The Action of Young Subgroups on the Partition Complex

TL;DR

This paper investigates the action of Young subgroups on the partition complex, providing formulas for fixed points and quotients, and linking these to algebraic and geometric structures, including derived algebraic geometry and homology computations.

Contribution

It introduces a general method using discrete Morse theory to analyze subgroup actions on the partition complex and connects these to algebraic and geometric frameworks.

Findings

Derived formulas for fixed points of subgroup actions.

Constructed cofibre sequences relating strict quotients.

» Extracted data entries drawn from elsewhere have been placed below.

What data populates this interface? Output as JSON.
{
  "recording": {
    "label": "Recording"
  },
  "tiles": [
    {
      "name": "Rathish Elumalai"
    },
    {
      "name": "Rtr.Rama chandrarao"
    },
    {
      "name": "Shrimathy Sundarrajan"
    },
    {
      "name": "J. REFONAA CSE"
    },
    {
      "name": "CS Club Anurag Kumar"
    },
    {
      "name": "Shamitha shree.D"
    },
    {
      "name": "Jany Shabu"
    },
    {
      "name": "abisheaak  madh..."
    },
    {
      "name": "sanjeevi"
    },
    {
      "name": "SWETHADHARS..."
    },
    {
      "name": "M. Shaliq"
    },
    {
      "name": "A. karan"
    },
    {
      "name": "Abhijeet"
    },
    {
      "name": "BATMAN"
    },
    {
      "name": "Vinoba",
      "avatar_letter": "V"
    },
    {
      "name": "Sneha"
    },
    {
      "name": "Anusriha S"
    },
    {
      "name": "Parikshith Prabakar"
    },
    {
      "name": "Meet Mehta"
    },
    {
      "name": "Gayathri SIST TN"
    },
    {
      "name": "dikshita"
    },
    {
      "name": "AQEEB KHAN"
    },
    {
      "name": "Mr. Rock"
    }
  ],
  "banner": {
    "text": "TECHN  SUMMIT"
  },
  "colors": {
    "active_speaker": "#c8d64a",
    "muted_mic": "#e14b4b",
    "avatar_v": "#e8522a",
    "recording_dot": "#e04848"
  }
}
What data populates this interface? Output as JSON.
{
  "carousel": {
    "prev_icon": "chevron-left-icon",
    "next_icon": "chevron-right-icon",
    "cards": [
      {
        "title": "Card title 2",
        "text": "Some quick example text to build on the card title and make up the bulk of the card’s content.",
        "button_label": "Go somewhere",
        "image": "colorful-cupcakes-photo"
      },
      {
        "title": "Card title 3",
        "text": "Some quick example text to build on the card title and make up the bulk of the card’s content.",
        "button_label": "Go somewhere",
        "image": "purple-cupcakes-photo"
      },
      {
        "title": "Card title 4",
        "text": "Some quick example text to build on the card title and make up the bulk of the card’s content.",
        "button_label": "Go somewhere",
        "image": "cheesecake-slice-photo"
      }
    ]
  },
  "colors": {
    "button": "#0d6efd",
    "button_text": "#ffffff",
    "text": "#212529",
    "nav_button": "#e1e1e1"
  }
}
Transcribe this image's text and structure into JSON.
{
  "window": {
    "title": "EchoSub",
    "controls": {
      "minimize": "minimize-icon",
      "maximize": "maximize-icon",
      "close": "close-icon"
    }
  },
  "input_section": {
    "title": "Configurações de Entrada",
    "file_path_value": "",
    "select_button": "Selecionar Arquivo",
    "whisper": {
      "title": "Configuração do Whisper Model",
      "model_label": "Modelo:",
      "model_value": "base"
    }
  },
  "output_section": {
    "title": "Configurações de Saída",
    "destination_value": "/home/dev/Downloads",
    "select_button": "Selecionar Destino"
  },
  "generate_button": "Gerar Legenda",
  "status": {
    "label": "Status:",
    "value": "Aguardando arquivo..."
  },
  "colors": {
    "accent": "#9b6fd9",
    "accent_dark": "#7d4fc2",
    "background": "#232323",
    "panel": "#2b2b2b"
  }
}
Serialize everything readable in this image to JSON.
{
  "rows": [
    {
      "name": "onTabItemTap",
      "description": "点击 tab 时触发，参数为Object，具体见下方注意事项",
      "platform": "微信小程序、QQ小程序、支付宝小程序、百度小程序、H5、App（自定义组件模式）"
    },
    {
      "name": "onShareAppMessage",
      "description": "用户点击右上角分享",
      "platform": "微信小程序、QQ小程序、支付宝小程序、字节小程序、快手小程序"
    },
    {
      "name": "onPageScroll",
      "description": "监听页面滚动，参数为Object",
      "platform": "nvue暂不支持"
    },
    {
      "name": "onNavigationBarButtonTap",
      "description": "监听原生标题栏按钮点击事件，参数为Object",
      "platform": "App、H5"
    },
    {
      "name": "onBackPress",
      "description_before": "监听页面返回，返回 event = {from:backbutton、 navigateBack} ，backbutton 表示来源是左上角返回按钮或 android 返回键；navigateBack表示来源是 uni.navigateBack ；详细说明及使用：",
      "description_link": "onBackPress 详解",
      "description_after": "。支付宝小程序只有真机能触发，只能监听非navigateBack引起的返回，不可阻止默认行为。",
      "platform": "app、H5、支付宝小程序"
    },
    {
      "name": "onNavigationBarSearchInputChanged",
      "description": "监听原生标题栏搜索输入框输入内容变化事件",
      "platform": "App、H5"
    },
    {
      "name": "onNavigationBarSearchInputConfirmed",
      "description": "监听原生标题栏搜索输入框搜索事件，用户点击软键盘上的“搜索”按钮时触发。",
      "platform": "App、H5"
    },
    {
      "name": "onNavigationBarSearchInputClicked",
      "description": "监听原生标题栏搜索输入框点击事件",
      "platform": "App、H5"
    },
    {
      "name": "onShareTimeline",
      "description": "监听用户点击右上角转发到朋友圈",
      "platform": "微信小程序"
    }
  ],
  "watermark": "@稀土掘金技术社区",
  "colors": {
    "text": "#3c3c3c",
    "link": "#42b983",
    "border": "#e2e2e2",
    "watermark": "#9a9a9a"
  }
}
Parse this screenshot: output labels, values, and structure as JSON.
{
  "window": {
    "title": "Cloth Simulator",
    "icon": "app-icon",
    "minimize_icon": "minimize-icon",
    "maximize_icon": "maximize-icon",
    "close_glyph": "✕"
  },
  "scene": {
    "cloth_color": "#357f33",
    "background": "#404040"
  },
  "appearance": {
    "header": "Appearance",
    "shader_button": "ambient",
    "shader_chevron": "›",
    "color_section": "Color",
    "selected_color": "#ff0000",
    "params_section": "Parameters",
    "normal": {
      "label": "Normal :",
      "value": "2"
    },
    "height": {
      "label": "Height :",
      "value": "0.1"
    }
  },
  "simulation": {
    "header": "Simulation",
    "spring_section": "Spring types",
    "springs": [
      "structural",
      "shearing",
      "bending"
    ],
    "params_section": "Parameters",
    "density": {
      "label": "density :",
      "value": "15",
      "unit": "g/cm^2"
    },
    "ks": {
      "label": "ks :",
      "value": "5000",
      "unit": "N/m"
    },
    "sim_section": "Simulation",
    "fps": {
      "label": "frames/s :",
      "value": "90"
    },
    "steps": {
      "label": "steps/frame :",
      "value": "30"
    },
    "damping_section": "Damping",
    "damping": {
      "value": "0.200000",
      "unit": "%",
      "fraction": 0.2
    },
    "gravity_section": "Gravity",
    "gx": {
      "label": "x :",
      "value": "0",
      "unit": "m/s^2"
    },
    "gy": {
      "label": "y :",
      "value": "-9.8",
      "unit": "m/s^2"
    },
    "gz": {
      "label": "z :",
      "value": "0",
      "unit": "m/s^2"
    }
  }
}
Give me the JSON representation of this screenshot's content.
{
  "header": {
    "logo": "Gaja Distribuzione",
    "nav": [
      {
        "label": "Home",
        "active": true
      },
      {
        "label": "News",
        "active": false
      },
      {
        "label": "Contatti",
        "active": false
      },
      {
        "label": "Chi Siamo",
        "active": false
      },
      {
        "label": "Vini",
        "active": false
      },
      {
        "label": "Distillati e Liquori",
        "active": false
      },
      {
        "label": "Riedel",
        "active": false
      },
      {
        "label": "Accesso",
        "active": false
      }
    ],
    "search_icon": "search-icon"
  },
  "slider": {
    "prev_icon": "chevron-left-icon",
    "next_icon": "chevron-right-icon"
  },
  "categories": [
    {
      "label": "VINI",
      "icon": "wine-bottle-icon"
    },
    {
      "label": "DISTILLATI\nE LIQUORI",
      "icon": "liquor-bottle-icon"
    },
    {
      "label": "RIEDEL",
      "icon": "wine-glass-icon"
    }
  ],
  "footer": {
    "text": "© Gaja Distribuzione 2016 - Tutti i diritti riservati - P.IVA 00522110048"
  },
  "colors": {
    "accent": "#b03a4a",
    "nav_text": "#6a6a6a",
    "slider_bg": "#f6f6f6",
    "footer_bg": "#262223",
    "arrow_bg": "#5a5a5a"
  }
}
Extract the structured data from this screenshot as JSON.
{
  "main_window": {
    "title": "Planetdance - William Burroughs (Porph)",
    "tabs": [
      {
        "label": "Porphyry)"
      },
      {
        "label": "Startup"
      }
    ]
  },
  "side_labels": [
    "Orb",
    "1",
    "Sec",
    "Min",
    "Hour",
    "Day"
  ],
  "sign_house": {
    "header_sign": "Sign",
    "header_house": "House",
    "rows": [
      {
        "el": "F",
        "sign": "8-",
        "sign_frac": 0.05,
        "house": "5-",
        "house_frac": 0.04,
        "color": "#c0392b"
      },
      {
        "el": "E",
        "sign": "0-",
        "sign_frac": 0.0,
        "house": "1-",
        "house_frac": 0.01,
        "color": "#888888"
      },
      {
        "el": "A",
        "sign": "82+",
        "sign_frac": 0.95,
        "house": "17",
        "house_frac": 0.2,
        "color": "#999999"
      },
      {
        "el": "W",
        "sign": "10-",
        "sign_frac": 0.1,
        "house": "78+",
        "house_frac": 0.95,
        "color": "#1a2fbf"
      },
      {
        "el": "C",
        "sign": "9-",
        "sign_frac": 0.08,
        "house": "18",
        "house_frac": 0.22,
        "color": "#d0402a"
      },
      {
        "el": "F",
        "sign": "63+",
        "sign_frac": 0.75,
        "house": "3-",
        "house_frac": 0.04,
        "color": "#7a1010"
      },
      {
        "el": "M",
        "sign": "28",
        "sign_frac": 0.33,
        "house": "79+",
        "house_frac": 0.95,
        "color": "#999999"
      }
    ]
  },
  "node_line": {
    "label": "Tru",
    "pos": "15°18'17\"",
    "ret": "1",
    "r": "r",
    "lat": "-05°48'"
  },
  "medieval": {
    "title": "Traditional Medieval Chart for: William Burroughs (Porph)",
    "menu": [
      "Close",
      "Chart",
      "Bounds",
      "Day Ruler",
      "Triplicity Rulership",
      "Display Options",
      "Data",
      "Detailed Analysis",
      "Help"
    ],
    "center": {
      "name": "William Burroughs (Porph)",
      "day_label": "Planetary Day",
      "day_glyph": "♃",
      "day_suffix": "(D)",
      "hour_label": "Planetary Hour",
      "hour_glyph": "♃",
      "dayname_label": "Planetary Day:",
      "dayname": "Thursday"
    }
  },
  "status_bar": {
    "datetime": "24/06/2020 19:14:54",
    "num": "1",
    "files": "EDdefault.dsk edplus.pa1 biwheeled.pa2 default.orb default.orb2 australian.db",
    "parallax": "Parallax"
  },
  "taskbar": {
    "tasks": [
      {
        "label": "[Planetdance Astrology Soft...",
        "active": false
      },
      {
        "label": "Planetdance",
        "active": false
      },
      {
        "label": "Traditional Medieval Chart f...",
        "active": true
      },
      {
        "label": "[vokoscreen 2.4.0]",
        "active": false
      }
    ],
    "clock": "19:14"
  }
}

Generalized homology computations for partition complexes.

Abstract

We study the restrictions, the strict fixed points, and the strict quotients of the partition complex $|\Pi_n|$, which is the $\Sigma_n$-space attached to the poset of proper nontrivial partitions of the set $\{1,\ldots,n\}$. We express the space of fixed points $|\Pi_n|^G$ in terms of subgroup posets for general $G\subset \Sigma_n$ and prove a formula for the restriction of $|\Pi_n|$ to Young subgroups $\Sigma_{n_1}\times \dots\times \Sigma_{n_k}$. Both results follow by applying a general method, proven with discrete Morse theory, for producing equivariant branching rules on lattices with group actions. We uncover surprising links between strict Young quotients of $|\Pi_n|$, commutative monoid spaces, and the cotangent fibre in derived algebraic geometry. These connections allow us to construct a cofibre sequence relating various strict quotients $|\Pi_n|^\diamond\wedge_{\Sigma_n} (S^\ell)^{\wedge n}$ and give a combinatorial proof of a splitting in derived algebraic geometry. Combining all our results, we decompose strict Young quotients of $|\Pi_n|$ in terms of "atoms" $|\Pi_d|^\diamond\wedge_{\Sigma_d} (S^\ell)^{\wedge d}$ for $\ell$ odd and compute their homology. We thereby also generalise Goerss' computation of the algebraic Andr\'e-Quillen homology of trivial square-zero extensions from $\mathbb{F}_2$ to $\mathbb{F}_p$ for $p$ an odd prime.